A woman passes a coronavirus control in Beijing on June 28.
A woman passes a coronavirus control in Beijing on June 28.THOMAS PETER (REUTERS)
CHINA

The dragon’s ailments grow

MACARENA VIDAL LIY

Chinese Premier Li Keqiang’s meeting with officials on May 25 was unusual because of its size—nearly 100,000 local officials participated in the video call—but also because of his frankness. The head of government acknowledged that the difficulties facing the second world power’s economy are more serious than in the worst moment of the pandemic, when it contracted for the first time in 30 years.

A lethal combination of lockdowns in some of the country’s major cities - including the closure of Shanghai, its financial heart, throughout April and much of May - the war in Ukraine and the crisis in the real estate sector left alarming numbers in April. Most analysts have downgraded their growth prospects for the Asian giant this year. Few, even within official circles, believe that the government’s objective of a GDP increase of around 5.5% for 2022 will be met. The World Bank calculates 4.3%. Other entities, such as the Swiss UBS, forecast 3%.

Consumer confidence has suffered a severe blow. In April, retail sales fell by 11.1%; in May, by 6.7%. Even the consumption of cosmetics has decreased, products that have never stopped seeing their sales grow since China entered the World Trade Organization 20 years ago. Youth unemployment stands at 18.4%, well-above the average of the European Union (13.9%) or the United States (7.8%). The entry of 10.76 million recent college graduates into the market this summer will grow that number even further.

Experts say that the massive confinements, together with constant PCR testing, are mainly responsible for this economic anemia. “The only predictable thing about China right now is its unpredictability, and that is poison for the business climate,” said Bettina Schoen-Behanzin, the VP of the European Chamber of Commerce in China, at the presentation of her institution’s annual report on the confidence of European companies in the Asian country. Sixty percent of the companies included in the report said that doing business in China had become more difficult, and 49% cited Covid among the three main reasons why.

So far, Beijing has introduced relatively modest stimulus measures, including tax breaks for small and medium-sized businesses and increased spending on infrastructure. The most recent data is beginning to show some bright spots: for instance, industrial production for May grew by 0.7%, after a 3% contraction in April.

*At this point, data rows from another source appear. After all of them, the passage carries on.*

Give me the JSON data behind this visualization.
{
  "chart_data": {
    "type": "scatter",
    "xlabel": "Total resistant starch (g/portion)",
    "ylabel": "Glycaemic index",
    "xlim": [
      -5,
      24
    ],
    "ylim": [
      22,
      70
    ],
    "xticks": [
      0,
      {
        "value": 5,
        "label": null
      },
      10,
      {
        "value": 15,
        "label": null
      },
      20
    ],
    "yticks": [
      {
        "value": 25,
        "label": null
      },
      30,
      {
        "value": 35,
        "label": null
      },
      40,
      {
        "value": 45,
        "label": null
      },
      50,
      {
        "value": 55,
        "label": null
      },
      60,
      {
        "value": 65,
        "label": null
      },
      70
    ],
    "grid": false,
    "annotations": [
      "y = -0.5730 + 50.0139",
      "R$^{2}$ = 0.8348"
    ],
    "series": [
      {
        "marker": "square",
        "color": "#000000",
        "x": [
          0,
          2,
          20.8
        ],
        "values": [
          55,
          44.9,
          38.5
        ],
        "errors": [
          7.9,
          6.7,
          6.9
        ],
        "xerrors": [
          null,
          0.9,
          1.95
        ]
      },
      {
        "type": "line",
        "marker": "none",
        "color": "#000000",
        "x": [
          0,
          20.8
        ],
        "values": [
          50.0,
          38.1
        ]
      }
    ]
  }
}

But analysts from Nomura Holdings note that although the reopening of cities “has raised optimism in the short-term, we do not see it as a change in trend, given that the Covid-zero policy will continue until the beginning of 2023.” Possible risks in the coming months are new lockdowns to stem Covid outbreaks, drastic corrections to support the weakened housing market, or problems related to the high debt of local governments.

Although performing below original forecasts, and far from repeating the driving role it played in the 2008 financial crisis, the Chinese economy will continue to grow. “China is not going to enter a recession,” says Alicia García-Herrero, chief economist for Asia at the investment bank Natixis. Neither “is it going to be a source of global recession, but it will be a source of slowdown, to which it contributes to the extent that it does not grow as much as its potential.”

García-Herrero also notes that China is helping to export inflation to the rest of the world. The Beijing government has imposed restrictions on the export of items such as fertilizers and some steel products; the subsequent shortages have triggered international price increases.

“This is an additional source of tension, given that China exports a third of the world’s intermediate goods,” she warns.